On top of that, “we were just coming out of the great financial recession [of 2008] when we opened. It wasn’t the best environment for raising funds.”

Vice President Joe Biden waves to the crowd gathered for the opening dedication ceremony of the National Museum of American Jewish History in Philadelphia, Sunday, Nov. 14, 2010, in Philadelphia. (AP Photo/Michael Perez)

Philadelphia’s Independence Mall lacks the level of tourism that Washington’s National Mall enjoys. Federal museums in Washington, from the Smithsonian to the U.S. Holocaust Memorial Museum, are largely subsidized by taxpayer funding, and admission is free. That isn’t true of the museums in Philadelphia.

When the museum was being developed, Jane Eisner worked as vice president for national programs and initiatives at Philadelphia’s National Constitution Center, also located on Independence Mall. She subsequently worked as editor in chief of The Forward and currently serves as director of academic affairs at Columbia University’s journalism school.

“Working at the Constitution Center gave me new appreciation for how difficult it is to draw people to a museum time and again when you have to charge them money,” Eisner said. “The Philadelphia museums faced a really big challenge. It was a concern at the Constitution Center, particularly when you have the challenge of bringing in new exhibits that will bring repeat visitors.”

Eisner added that, “when you have a history museum about an idea, it’s a lot harder to find the right kinds of exhibits. It’s not the same as creating a Picasso exhibit. I can understand what the Jewish museum was up against from the get-go.”

Jonathan Tobin, who was the executive editor of Philadelphia’s Jewish Exponent when the museum was being planned and is now editor-in-chief of the Jewish News Syndicate, was critical of the endeavor from the start.

“The museum’s plight is an object lesson on the misapplication of scarce Jewish resources and how the vanity of big givers can lead to colossal mistakes for which the community must pay,” Tobin wrote in a March 2020 column soon after the museum filed for Chapter 11.

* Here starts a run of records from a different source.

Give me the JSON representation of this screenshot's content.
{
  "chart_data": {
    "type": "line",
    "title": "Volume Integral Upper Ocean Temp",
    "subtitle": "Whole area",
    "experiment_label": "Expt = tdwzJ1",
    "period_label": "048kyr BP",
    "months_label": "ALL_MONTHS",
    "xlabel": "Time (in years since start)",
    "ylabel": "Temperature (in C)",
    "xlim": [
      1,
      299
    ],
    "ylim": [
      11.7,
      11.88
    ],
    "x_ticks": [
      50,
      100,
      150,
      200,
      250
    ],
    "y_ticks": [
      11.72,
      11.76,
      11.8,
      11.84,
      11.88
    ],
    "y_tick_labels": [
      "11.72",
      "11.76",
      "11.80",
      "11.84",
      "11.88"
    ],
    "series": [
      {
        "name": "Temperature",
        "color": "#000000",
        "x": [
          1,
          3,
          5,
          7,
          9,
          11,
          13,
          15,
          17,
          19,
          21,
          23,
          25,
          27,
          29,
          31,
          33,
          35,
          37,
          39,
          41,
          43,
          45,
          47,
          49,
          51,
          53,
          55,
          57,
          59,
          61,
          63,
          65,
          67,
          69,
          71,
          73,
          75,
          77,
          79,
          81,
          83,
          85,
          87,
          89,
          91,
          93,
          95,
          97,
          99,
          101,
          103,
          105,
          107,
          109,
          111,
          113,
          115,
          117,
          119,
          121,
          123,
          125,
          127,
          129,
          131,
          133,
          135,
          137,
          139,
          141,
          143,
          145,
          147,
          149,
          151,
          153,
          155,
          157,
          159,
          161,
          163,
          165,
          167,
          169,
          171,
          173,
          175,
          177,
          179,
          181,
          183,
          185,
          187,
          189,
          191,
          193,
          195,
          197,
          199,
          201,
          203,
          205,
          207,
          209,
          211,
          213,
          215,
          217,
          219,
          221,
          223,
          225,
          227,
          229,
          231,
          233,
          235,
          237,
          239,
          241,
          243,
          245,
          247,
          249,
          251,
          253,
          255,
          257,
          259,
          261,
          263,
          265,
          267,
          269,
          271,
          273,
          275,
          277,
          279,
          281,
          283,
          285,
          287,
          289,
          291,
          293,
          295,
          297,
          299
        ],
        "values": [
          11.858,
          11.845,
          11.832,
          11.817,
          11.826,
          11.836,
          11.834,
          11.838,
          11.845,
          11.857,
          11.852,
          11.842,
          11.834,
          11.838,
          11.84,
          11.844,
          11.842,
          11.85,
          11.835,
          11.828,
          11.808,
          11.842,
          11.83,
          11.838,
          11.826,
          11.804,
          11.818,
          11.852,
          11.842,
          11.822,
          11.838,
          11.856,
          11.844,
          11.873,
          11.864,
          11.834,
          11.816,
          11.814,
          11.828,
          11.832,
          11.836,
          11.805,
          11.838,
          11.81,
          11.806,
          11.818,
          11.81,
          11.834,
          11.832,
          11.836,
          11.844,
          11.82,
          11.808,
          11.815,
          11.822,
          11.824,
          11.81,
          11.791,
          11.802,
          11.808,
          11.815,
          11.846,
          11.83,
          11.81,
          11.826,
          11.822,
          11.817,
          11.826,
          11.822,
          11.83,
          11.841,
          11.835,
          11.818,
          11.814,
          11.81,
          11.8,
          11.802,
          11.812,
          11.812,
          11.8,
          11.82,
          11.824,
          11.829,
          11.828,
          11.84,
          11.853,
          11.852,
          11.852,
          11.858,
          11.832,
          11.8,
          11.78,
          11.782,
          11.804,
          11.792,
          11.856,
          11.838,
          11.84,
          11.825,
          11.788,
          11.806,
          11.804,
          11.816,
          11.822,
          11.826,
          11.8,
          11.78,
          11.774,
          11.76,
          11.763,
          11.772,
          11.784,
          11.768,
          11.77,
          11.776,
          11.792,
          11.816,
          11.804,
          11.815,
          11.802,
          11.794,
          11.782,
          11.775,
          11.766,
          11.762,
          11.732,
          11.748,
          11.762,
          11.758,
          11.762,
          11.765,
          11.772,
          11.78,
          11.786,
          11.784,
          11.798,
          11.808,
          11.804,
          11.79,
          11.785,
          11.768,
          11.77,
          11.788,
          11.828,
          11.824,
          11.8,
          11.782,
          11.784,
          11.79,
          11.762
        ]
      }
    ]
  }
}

Museum leaders’ ambitions “outran even the prolific amount of funds raised as the costs of fulfilling its architect’s vision and compiling an extensive collection rose,” Tobin wrote. “The scale of its expenses was still way out of proportion to the good that it could do.”

For his part, Darivoff looks forward to the museum emerging from bankruptcy and eventually reopening, so he can revisit his favorite object: George Washington’s 1790 letter to the Hebrew Congregation of Newport, Rhode Island, in which he promises religious freedom.

“The expression he uses is ‘No longer will we speak of tolerance as if the rights of one class of people is granted by another’ — a very powerful statement. At the time, the most open and liberal communities in the world had laws of toleration, where they would tolerate Jews to live among them. Washington is saying ‘No, this is not about our tolerating you. You are a citizen of this country. This is your home.’ Jews weren’t welcomed anywhere in that way at that time,” Darivoff said. “Every time I study it, it makes me well up with emotion.”